The late Georgian three-storey terraced houses, forming its stock (some of which due to slightly raised-above subterranean-only level basements), surround a private 0.2 acre communal garden, owned and maintained by the Walcot Foundation.

==History==
Edmund Walcott, a haberdasher bequeathed the 30 acres on his death, in 1667, in trust for the poor of St. Mary, Lambeth, and St Olave's Church, Southwark.
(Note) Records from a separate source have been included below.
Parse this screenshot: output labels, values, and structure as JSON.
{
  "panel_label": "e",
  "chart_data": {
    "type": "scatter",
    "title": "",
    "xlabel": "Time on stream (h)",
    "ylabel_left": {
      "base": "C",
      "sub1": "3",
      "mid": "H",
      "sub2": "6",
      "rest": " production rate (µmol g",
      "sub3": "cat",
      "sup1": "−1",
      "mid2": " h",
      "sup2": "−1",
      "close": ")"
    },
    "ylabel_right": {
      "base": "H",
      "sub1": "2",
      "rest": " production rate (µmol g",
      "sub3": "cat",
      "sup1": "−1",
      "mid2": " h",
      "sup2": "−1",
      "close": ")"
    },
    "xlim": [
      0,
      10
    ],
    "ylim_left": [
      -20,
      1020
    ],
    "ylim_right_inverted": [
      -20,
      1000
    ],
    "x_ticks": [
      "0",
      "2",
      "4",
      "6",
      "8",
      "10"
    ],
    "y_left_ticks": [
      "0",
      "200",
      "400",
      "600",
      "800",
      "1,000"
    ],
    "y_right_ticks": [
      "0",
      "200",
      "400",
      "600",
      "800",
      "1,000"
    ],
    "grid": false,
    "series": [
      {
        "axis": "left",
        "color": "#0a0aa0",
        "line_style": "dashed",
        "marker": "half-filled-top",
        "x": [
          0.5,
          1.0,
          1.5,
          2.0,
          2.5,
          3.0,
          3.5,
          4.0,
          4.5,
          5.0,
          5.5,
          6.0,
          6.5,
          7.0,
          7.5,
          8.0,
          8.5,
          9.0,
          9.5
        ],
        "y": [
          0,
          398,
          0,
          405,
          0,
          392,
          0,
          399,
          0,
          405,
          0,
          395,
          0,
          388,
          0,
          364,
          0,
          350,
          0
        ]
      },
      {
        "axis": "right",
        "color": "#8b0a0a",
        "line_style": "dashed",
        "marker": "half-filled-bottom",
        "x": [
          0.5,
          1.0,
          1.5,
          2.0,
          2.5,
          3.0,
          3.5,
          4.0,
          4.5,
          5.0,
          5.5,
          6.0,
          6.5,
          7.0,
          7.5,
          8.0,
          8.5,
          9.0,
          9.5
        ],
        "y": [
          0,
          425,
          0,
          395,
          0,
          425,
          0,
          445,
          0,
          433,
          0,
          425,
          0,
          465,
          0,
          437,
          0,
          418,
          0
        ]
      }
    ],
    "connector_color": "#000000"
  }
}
In 1713 the estate was partitioned between the two parishes in order that it might be developed more conveniently. With St. Mary's taking the northeastern and St. Olave's the south-western portion. In 1750–51, when the New (Kennington) Road was laid out, St. Olave's and St. Mary's parishes both sold land to the Turnpike Trustees, St. Mary's retaining part of the land on the west side of the road and St. Olave's a tiny triangular piece of land on the east side.

In 1815 it was found necessary to make a further partition of the estate, since in its development two houses (Nos. 112 and 114 Kennington Road) had been built half on St. Olave's and half on St. Mary's land. The triangular piece of land to the west of Kennington Road was given to St. Mary's parish and an adjustment was made in the boundaries on the other side of the road.

==Film and literature==
- Scenes for the 2016 film Fantastic Beasts and Where to Find Them (film), and the 2018 sequel Fantastic Beasts: The Crimes of Grindelwald were filmed on the square. St Mary's Gardens is the home of Newt Scamander.
- St Mary's Gardens was the location of a number of scenes featured in crime drama Trigger Point.